Motion Industries, the industrial distribution arm of the Genuine Parts Company (GPC), has reported that its Q3 sales were down 0.7%, including a 2.5% underlying sales decrease and an approximate 2% benefit from acquisitions.
The company also reduced its industrial sales guidance to flat to down 1 percent from a previous flat to up one percent. GPC says although its industrial business has shown some signs of stabilization, there are no signs of a meaningful recovery until 2017.
Acquisitions are expected to remain a key strategy for GPC’s growth. In the past year the company has completed some 16 acquisitions across its four business groups: automotive, industrial, office products and electrical/electronics. Those acquisitions have resulted in some $600 million in revenues.
Earlier this month, for example, Motion acquired the Braas Company, a multiregional distributor of products and distribution services for industrial automation and control with estimated annual revenues of $90 million.
The growth prospects for this segment of the industry including robotics, motion control and industrial networking are “compelling, and the addition of such a well-positioned business will substantially enhance our automation capabilities,” said Paul Donahue, president and CEO.
Sales at EIS, GPC’s Electrical/Electronic business were down approximately 9%, while sales for S. P. Richards, its Office Products Group, were up 5%, consisting of an 11% contribution from acquisitions offset by a 6% underlying sales decrease.
GPC reduced its electrical sales outlook for EIS to down 5% to down 6% from a previous down 2% to down 3% and maintaining its Office sales guidance at plus 2% to plus 3%. The company said the electrical market was affected by continued weakness in the energy sector including oil, gas, as well as coal.
EIS recently acquired Communications Products and Services, a distributor of plant product solutions for both aerial and underground broadband cable and wireless network infrastructure. CPS further strengthens EIS’s cable operations in the Western U.S. and generate approximately $12 million in annual revenues, according to the company.
Core sales for S.P. Richards were down 6% in the third quarter, a decrease from the 4% core sales decrease in the second quarter.
The facilities and breakroom supplies category, or FBS, posted strong growth in the quarter, while traditional office supplies, furniture and technology products each posted sales declines. Donahue said GPC, going forward, is now focused on the overall diversification of the business with a heavy emphasis on the growing FBS category.
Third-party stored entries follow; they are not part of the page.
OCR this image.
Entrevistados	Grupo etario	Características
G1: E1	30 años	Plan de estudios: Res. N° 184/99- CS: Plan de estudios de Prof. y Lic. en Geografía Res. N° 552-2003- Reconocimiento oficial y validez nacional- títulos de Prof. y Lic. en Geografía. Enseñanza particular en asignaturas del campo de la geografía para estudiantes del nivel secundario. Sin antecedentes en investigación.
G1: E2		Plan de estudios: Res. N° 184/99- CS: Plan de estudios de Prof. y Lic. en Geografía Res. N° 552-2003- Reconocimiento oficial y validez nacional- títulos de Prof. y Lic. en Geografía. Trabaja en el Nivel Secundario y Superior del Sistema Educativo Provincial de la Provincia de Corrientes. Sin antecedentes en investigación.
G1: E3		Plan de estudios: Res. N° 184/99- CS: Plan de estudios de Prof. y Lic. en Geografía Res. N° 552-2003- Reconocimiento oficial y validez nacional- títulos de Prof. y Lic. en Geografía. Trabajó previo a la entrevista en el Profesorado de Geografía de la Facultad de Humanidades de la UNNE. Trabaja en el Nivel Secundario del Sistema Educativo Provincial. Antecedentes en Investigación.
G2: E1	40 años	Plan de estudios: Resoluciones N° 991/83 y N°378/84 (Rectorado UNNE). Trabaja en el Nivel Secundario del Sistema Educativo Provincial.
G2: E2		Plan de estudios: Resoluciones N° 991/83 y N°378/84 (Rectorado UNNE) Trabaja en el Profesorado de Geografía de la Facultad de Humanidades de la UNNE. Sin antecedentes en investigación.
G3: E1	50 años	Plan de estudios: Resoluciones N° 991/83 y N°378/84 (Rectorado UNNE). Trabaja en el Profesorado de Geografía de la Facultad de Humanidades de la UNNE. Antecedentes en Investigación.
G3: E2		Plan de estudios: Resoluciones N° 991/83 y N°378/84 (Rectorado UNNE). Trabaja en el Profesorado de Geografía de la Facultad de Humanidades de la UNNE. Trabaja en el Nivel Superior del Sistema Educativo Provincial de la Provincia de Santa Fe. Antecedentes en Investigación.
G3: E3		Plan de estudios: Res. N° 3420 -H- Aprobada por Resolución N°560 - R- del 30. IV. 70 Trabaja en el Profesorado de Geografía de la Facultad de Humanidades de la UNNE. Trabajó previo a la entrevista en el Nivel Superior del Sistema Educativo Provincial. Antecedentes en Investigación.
“Our growth strategy involves strategic bolt-on acquisitions to further enhance our capabilities in this category as well as the execution of our ongoing share-of-wallet and market share initiatives to grow this business, despite the challenging end market conditions that persist in this industry,” Donahue said.
To deal with the weakness in the company’s overall end markets, GPC has closed or consolidated a number of distribution centers and branches, and reduced its headcount by approximately 1%.
“Although these steps are meaningful, not all of the savings are in our numbers yet, and importantly, you’ll see many more opportunities for further consolidations,” Doanhue said.
Total sales for GPC in the quarter were $3.94 billion compared to $3.92 billion for the same period in 2015. Sales for the Automotive Group were up 1.5%, consisting of a 2.5% contribution from acquisitions and a currency tailwind of 0.5%, offset by a 1.5% core sales decrease. For the full year 2016, the Company is updating its sales guidance to Flat to up 1% from up 1% to 2%,
Donahue added in a statement that the company’s third quarter results fell short of expectations.
“We continue to operate in a tough sales environment, but our teams are working hard to overcome these challenges and generate growth. We recognize there is room for improvement and are working towards that in all aspects of our business. Our goal is to show improved results in the quarters ahead and better position the company for sustainable growth well into the future. We have a strong balance sheet and excellent cash flows to support our efforts.”